Pearlite is a two-phased, lamellar (or layered) structure composed of alternating layers of ferrite (88 wt%) and cementite (12 wt%) that occurs in some steels and cast irons. In fact, the lamellar appearance is misleading since the individual lamellae within a colony are connected in three dimensions; a single colony is therefore an interpenetrating bicrystal of ferrite and cementite. During slow cooling of an iron-carbon alloy, pearlite forms by a eutectoid reaction as austenite cools below 727 °C (1,341 °F) (the eutectoid temperature). Pearlite is a microstructure occurring in many common grades of steels.
The eutectoid composition of austenite is approximately 0.76% carbon; steel with less carbon content (hypoeutectoid steel) will contain a corresponding proportion of relatively pure ferrite crystallites that do not participate in the eutectoid reaction and cannot transform into pearlite. Likewise steels with higher carbon content (hypereutectoid steels) will form cementite before reaching the eutectoid point. The proportion of ferrite and cementite forming above the eutectoid point can be calculated from the iron/iron—carbide equilibrium phase diagram using the lever rule.

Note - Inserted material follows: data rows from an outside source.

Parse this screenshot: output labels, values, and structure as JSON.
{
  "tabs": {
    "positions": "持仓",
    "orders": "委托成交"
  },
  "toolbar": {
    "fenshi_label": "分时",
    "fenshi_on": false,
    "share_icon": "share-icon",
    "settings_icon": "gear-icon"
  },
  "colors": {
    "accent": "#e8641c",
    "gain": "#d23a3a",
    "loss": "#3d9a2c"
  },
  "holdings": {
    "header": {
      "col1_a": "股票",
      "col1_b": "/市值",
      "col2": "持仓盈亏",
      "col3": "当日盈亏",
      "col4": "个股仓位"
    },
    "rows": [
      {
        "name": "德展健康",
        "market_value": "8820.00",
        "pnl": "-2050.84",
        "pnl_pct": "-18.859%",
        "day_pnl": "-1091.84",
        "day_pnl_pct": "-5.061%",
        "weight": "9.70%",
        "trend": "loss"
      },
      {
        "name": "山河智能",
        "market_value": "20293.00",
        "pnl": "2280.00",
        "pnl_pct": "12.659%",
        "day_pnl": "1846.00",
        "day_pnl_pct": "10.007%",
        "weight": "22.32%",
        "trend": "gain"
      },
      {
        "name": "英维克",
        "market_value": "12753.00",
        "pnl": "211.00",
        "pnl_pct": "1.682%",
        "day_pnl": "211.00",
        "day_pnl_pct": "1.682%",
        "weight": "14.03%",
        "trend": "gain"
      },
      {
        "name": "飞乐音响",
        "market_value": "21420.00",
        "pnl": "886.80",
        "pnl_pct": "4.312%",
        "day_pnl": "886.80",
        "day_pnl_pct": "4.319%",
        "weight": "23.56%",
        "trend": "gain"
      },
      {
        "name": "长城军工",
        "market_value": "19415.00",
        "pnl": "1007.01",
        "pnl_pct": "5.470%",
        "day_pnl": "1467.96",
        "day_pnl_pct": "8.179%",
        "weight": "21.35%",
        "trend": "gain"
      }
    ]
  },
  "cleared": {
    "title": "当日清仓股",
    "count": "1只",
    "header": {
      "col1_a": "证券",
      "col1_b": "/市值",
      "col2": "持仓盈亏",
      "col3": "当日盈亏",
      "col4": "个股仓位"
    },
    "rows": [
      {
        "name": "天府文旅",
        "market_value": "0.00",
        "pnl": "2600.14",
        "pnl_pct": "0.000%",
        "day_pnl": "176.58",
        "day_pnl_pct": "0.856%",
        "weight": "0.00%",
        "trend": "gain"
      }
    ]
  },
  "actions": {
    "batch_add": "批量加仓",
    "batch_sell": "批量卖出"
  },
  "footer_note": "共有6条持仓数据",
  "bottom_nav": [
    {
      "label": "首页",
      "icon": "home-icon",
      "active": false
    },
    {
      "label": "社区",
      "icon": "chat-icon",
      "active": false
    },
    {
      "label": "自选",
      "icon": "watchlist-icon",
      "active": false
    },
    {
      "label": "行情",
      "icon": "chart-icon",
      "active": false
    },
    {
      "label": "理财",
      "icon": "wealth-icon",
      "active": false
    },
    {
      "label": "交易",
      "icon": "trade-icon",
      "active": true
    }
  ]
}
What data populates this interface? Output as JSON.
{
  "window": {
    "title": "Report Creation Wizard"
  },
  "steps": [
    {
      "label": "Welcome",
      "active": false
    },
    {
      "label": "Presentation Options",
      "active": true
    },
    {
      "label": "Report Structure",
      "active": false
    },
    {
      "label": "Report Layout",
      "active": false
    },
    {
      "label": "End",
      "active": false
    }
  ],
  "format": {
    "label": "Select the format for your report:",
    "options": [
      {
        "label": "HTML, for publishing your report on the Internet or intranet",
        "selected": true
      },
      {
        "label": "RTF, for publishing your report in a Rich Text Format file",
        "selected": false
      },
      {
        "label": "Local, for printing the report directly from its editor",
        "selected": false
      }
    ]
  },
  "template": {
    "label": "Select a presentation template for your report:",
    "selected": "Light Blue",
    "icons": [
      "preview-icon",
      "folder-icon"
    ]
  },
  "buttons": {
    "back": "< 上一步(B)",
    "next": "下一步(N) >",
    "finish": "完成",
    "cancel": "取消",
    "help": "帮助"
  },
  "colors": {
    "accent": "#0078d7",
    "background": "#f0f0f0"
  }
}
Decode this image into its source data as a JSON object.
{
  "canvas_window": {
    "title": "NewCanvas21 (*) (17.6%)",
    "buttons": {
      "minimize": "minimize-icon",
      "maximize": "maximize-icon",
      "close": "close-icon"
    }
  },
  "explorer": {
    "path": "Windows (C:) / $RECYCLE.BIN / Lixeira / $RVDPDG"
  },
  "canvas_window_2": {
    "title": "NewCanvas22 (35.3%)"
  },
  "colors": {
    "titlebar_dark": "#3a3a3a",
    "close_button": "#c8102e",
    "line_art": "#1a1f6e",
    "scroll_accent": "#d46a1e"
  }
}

Steels with pearlitic (eutectoid composition) or near-pearlitic microstructure (near-eutectoid composition) can be drawn into thin wires. Such wires, often bundled into ropes, are commercially used as piano wires, ropes for suspension bridges, and as steel cord for tire reinforcement. High degrees of wire drawing (logarithmic strain above 3) leads to pearlitic wires with yield strengths of several gigapascals. It makes pearlite one of the strongest structural bulk materials on earth. Some hypereutectoid pearlitic steel wires, when cold wire drawn to true (logarithmic) strains above 5, can even show a maximal tensile strength above 6 GPa. Although pearlite is used in many engineering applications, the origin of its extreme strength is not well understood. It has been recently shown that cold wire drawing not only strengthens pearlite by refining the lamellae structure, but also simultaneously causes partial chemical decomposition of cementite, associated with an increased carbon content of the ferrite phase, and even a structural transition from crystalline to amorphous cementite. The deformation-induced decomposition and microstructural change of cementite is closely related to several other phenomena such as a strong redistribution of carbon and other alloy elements like Si and Mn in both the cementite and the ferrite phase; a variation of the deformation accommodation at the phase interfaces due to a change in the carbon concentration gradient at the interfaces; and mechanical alloying.